Muchos dirán que es ingenuo pretender lo contrario. Que habrá que ser extremadamente cándido (en la acepción negativa del término) para pensar que una entidad con una nómina de miles de personas, con un presupuesto multimillonario y enorme influencia en el sector oficial se le entregue a un individuo utilizando como único criterio de selección su hoja de vida. Ellos mismos dirán: ¡lo clave es su ideología y el poder político al que responde, de manera que podamos anticipar y manipular su desempeño! En los cálculos politiqueros se hace obvio que la meritocracia es secundaria frente a la necesidad de proteger intereses particulares.
Esta “obviedad” debe ser desnaturalizada por los colombianos para racionalizar que lo evidente es el mandato de elegir a los mejores sin ningún otro condicionamiento. Que la rosca sea la lógica de los partidos y que los ciudadanos lo aceptemos como el destino que nos tocó puede ser una de las principales limitaciones de nuestra sociedad. Que lo que nos genera mayor indignación sea lo que entendemos como inevitable es lo primero que deberíamos pretender cambiar.
La meritocracia es más que un concepto romántico. Existe evidencia de que la istración de los más capaces (vía educación, conocimiento y talento) es la correcta estrategia de desarrollo económico y social. Desde Confucio en la China ancestral, y su noción de que la dignidad del gobernante debe provenir de sus méritos y no de su estatus social, hasta la moderna Singapur, donde las credenciales personales y la preparación profesional son valores centrales en la formulación de la política pública.
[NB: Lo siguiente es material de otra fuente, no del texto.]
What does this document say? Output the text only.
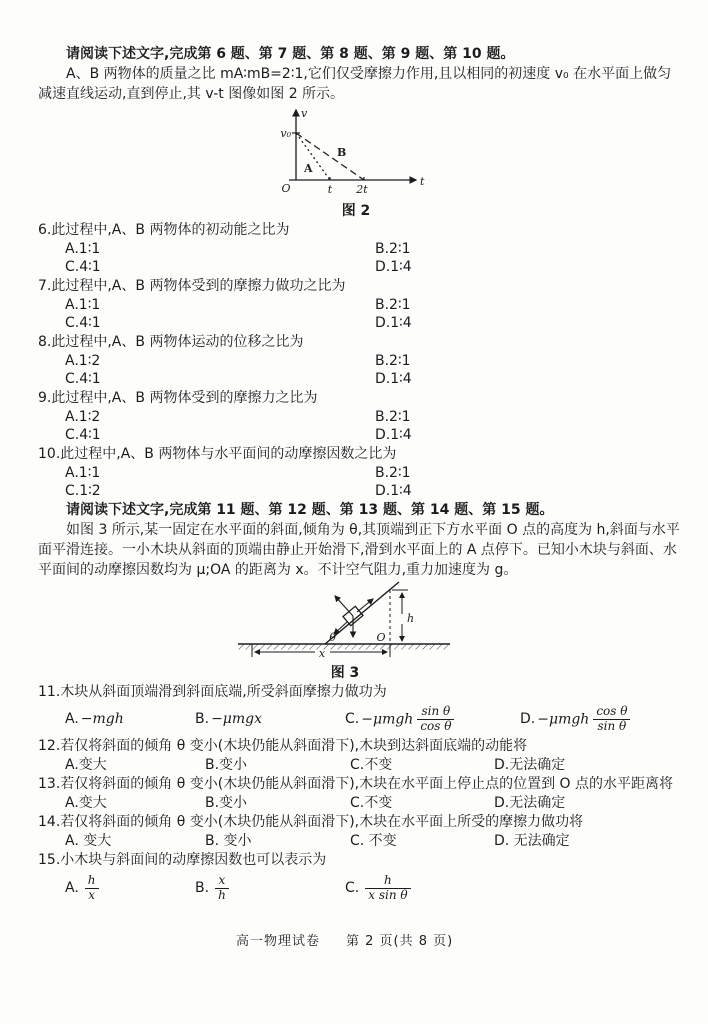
请阅读下述文字,完成第 6 题、第 7 题、第 8 题、第 9 题、第 10 题。
A、B 两物体的质量之比 mA∶mB=2∶1,它们仅受摩擦力作用,且以相同的初速度 v₀ 在水平面上做匀减速直线运动,直到停止,其 v-t 图像如图 2 所示。
v
v₀
O	t 2t
t
A
B
图 2
6.此过程中,A、B 两物体的初动能之比为
A.1∶1	B.2∶1
C.4∶1	D.1∶4
7.此过程中,A、B 两物体受到的摩擦力做功之比为
A.1∶1	B.2∶1
C.4∶1	D.1∶4
8.此过程中,A、B 两物体运动的位移之比为
A.1∶2	B.2∶1
C.4∶1	D.1∶4
9.此过程中,A、B 两物体受到的摩擦力之比为
A.1∶2	B.2∶1
C.4∶1	D.1∶4
10.此过程中,A、B 两物体与水平面间的动摩擦因数之比为
A.1∶1	B.2∶1
C.1∶2	D.1∶4
请阅读下述文字,完成第 11 题、第 12 题、第 13 题、第 14 题、第 15 题。
如图 3 所示,某一固定在水平面的斜面,倾角为 θ,其顶端到正下方水平面 O 点的高度为 h,斜面与水平面平滑连接。一小木块从斜面的顶端由静止开始滑下,滑到水平面上的 A 点停下。已知小木块与斜面、水平面间的动摩擦因数均为 μ;OA 的距离为 x。不计空气阻力,重力加速度为 g。
θ	O
h
x
图 3
11.木块从斜面顶端滑到斜面底端,所受斜面摩擦力做功为
A. −mgh	B. −μmgx	C. $-\mu mgh \frac{\text{sin θ}}{\text{cos θ}}$	D. $-\mu mgh \frac{\text{cos θ}}{\text{sin θ}}$
12.若仅将斜面的倾角 θ 变小(木块仍能从斜面滑下),木块到达斜面底端的动能将
A.变大	B.变小	C.不变	D.无法确定
13.若仅将斜面的倾角 θ 变小(木块仍能从斜面滑下),木块在水平面上停止点的位置到 O 点的水平距离将
A.变大	B.变小	C.不变	D.无法确定
14.若仅将斜面的倾角 θ 变小(木块仍能从斜面滑下),木块在水平面上所受的摩擦力做功将
A. 变大	B. 变小	C. 不变	D. 无法确定
15.小木块与斜面间的动摩擦因数也可以表示为
A. $\frac{h}{x}$	B. $\frac{x}{h}$	C. $\frac{h}{\text{x sin θ}}$
高一物理试卷 第 2 页(共 8 页)
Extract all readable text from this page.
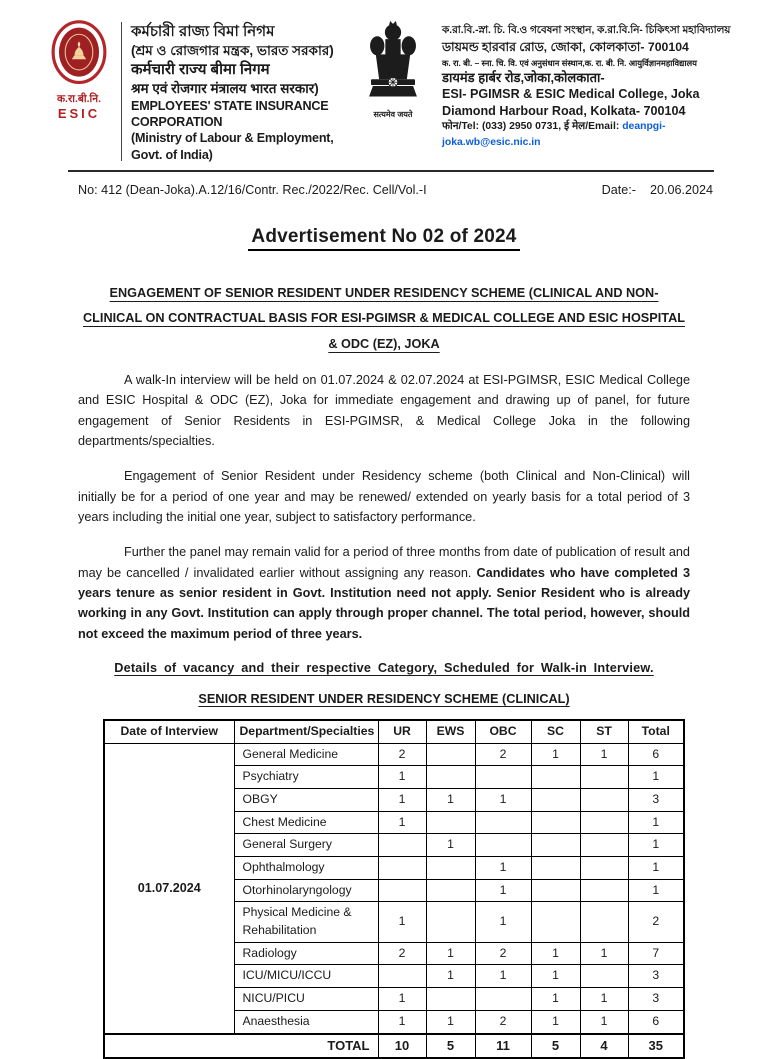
क.रा.बी.नि.
ESIC
কর্মচারী রাজ্য বিমা নিগম
(শ্রম ও রোজগার মন্ত্রক, ভারত সরকার)
कर्मचारी राज्य बीमा निगम
श्रम एवं रोजगार मंत्रालय भारत सरकार)
EMPLOYEES' STATE INSURANCE CORPORATION
(Ministry of Labour & Employment, Govt. of India)
सत्यमेव जयते
ক.রা.বি.-স্না. চি. বি.ও গবেষনা সংস্থান, ক.রা.বি.নি- চিকিৎসা মহাবিদ্যালয়
ডায়মন্ড হারবার রোড, জোকা, কোলকাতা- 700104
क. रा. बी. – स्ना. चि. वि. एवं अनुसंधान संस्थान,क. रा. बी. नि. आयुर्विज्ञानमहाविद्यालय
डायमंड हार्बर रोड,जोका,कोलकाता-
ESI- PGIMSR & ESIC Medical College, Joka
Diamond Harbour Road, Kolkata- 700104
फोन/Tel: (033) 2950 0731, ई मेल/Email: deanpgi-joka.wb@esic.nic.in
No: 412 (Dean-Joka).A.12/16/Contr. Rec./2022/Rec. Cell/Vol.-I	Date:- 20.06.2024
Advertisement No 02 of 2024
ENGAGEMENT OF SENIOR RESIDENT UNDER RESIDENCY SCHEME (CLINICAL AND NON-CLINICAL ON CONTRACTUAL BASIS FOR ESI-PGIMSR & MEDICAL COLLEGE AND ESIC HOSPITAL & ODC (EZ), JOKA

A walk-In interview will be held on 01.07.2024 & 02.07.2024 at ESI-PGIMSR, ESIC Medical College and ESIC Hospital & ODC (EZ), Joka for immediate engagement and drawing up of panel, for future engagement of Senior Residents in ESI-PGIMSR, & Medical College Joka in the following departments/specialties.

Engagement of Senior Resident under Residency scheme (both Clinical and Non-Clinical) will initially be for a period of one year and may be renewed/ extended on yearly basis for a total period of 3 years including the initial one year, subject to satisfactory performance.

Further the panel may remain valid for a period of three months from date of publication of result and may be cancelled / invalidated earlier without assigning any reason. Candidates who have completed 3 years tenure as senior resident in Govt. Institution need not apply. Senior Resident who is already working in any Govt. Institution can apply through proper channel. The total period, however, should not exceed the maximum period of three years.

Details of vacancy and their respective Category, Scheduled for Walk-in Interview.
SENIOR RESIDENT UNDER RESIDENCY SCHEME (CLINICAL)
Date of Interview	Department/Specialties	UR	EWS	OBC	SC	ST	Total
01.07.2024	General Medicine	2		2	1	1	6
	Psychiatry	1					1
	OBGY	1	1	1			3
	Chest Medicine	1					1
	General Surgery		1				1
	Ophthalmology			1			1
	Otorhinolaryngology			1			1
	Physical Medicine & Rehabilitation	1		1			2
	Radiology	2	1	2	1	1	7
	ICU/MICU/ICCU		1	1	1		3
	NICU/PICU	1			1	1	3
	Anaesthesia	1	1	2	1	1	6
TOTAL		10	5	11	5	4	35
Múltiples fuentes, incluyendo la Organización para la Cooperación y el Desarrollo Económico, han mostrado la relación entre meritocracia y la capacidad de movilidad social de los países. En aquellos lugares en donde el talento vale más que la cuna, las personas que nacen en condiciones vulnerables tienen mayores opciones de romper la trampa de la pobreza y alcanzar prosperidad económica. La misma evidencia muestra que si esto logra mezclarse con una democracia funcional, los países habrán encontrado la receta ideal para su progreso y bienestar.
Los críticos de la meritocracia insisten en el riesgo asociado con la forma como se define el estándar ‘ser mejor’, así como la tendencia hacia un nuevo orden aristocrático en el que la inteligencia sea la moneda. También preocupa la desconexión entre los tecnócratas y el ciudadano común, lo que se convierte en combustible para movimientos populistas que basan su estrategia electoral en falsas promesas de lealtad y solidaridad de clase. Otros dicen que la élite del mérito puede ser menos empática con las minorías y poblaciones vulnerables.
Siendo todas estas preocupaciones legítimas, yo opino que apostarle a un sistema basado en logros y atributos es mejor rumbo que seguir normalizando el mecanismo de las roscas y el amiguismo para acceder a cargos del poder público. Ciertamente prefiero la discusión sobre cómo alcanzar una meritocracia funcional, amplia y justa, que nos permita superar la mediocridad y el nepotismo y que nos blinde de que las herramientas del Estado sigan al servicio de unos pocos.